Salinity is a major yield-limiting factor in rice production across the southern USA, especially in the Gulf Coast region, due to poor-quality irrigation water and intrusion of seawater. This study supports a breeding paradigm based on a holistic view of genomic interaction that explores the cryptic genetic contributions hidden in the wild progenitors of cultivated rice. The project maximized the full combining potential of wild genetic sources to create novel adaptive traits for sustainable production of rice under salinity-affected environments. We utilized the Chromosome Segment Substitution Lines (CSSL) of Oryza sativa (cv. Curinga) harboring introgression for almost the entire complement of genomic segments from Oryza rufipogon in the context of their effects in the creation of non-parental physiological attributes for salinity tolerance. This study led to the identification of novel salinity-tolerant inter-species introgression lines that can be utilized as donors for subsequent breeding of cultivars suitable to the limiting agroecology of the Southern USA’s rice industry.
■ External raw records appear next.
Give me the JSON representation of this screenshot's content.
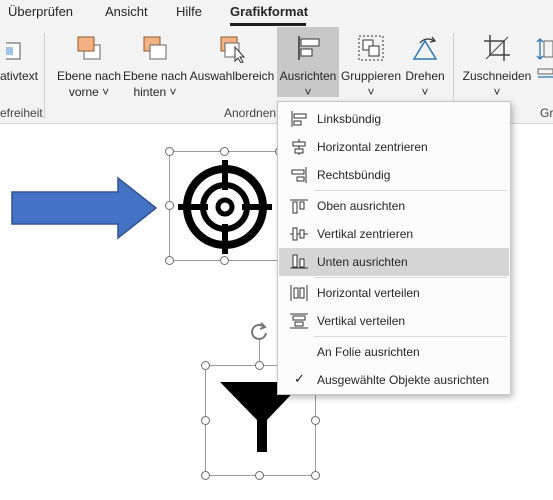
{
  "tabs": [
    {
      "label": "Überprüfen"
    },
    {
      "label": "Ansicht"
    },
    {
      "label": "Hilfe"
    },
    {
      "label": "Grafikformat"
    }
  ],
  "ribbon": {
    "alt_text": "ativtext",
    "accessibility_group": "efreiheit",
    "bring_forward": {
      "line1": "Ebene nach",
      "line2": "vorne ˅"
    },
    "send_backward": {
      "line1": "Ebene nach",
      "line2": "hinten ˅"
    },
    "selection_pane": "Auswahlbereich",
    "align": {
      "line1": "Ausrichten",
      "line2": "˅"
    },
    "group": {
      "line1": "Gruppieren",
      "line2": "˅"
    },
    "rotate": {
      "line1": "Drehen",
      "line2": "˅"
    },
    "arrange_group": "Anordnen",
    "crop": {
      "line1": "Zuschneiden",
      "line2": "˅"
    },
    "size_group": "Gr"
  },
  "align_menu": {
    "items": [
      {
        "label": "Linksbündig",
        "icon": "align-left-icon"
      },
      {
        "label": "Horizontal zentrieren",
        "icon": "align-center-icon"
      },
      {
        "label": "Rechtsbündig",
        "icon": "align-right-icon"
      },
      {
        "label": "Oben ausrichten",
        "icon": "align-top-icon"
      },
      {
        "label": "Vertikal zentrieren",
        "icon": "align-middle-icon"
      },
      {
        "label": "Unten ausrichten",
        "icon": "align-bottom-icon"
      },
      {
        "label": "Horizontal verteilen",
        "icon": "distribute-horizontal-icon"
      },
      {
        "label": "Vertikal verteilen",
        "icon": "distribute-vertical-icon"
      },
      {
        "label": "An Folie ausrichten",
        "icon": ""
      },
      {
        "label": "Ausgewählte Objekte ausrichten",
        "icon": "checkmark-icon",
        "checked": true
      }
    ],
    "hovered": "Unten ausrichten"
  },
  "colors": {
    "arrow_blue": "#4472c4",
    "arrow_border": "#2f528f",
    "accent_orange": "#f4b183",
    "icon_blue": "#2e75b6"
  }
}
By exploring the cryptic genetic variation in O. rufipogon using a library of CSSLs, we identified novel salinity-tolerant phenotypes and their underlying genetic mechanisms by integrating genomics and transcriptomics datasets. Additionally, we mined the O. rufipogon genome for novel genes and alleles (nine novel genes and alleles for the BTB/POZ protein family) with potential application in wide introgression breeding. In conclusion, this study revealed the untapped cryptic genetic functions and novelties from the wild relatives of cultivated rice. The outcome of this project establishes the groundwork for widening the genetic base of the pre-breeding germplasm of rice that can be effectively used to supplement the inherent capacity of current cultivars for traits related to climate resilience and adaptation to marginal environments.

 

Project Objectives:

1) To perform a comprehensive physio-morphometric evaluation of two populations of chromosome segment substitution lines (CSSL) of Oryza sativa cv. Curinga harboring introgression for the almost entire complement of genomic segments from Oryza rufipogon and Oryza meridionalis in the context of tolerance to salinity. This study is designed to uncover novel stress tolerance attributes configured by wild chromosome segment introgression in certain CSSLs.

2) To perform comparative transcriptomics to shed light on the mechanism responsible for the novel salt stress tolerance from wild chromosome segment introgression in certain CSSLs.  This study will uncover global patterns of genetic reconfiguration, physiological, and/or biochemical enriched pathways in superior transgressive individuals. Outcomes are expected to facilitate the understanding of the gain or loss of stress tolerance attributes at the whole-plant level. This analysis will help identify genetic markers associated with the enriched pathways contributing to the tolerant phenotype. The identified makers will be used to develop a cost-effective PCR-based genotyping platform employing KASPTM (Kompetitive Allele-Specific PCR) technology.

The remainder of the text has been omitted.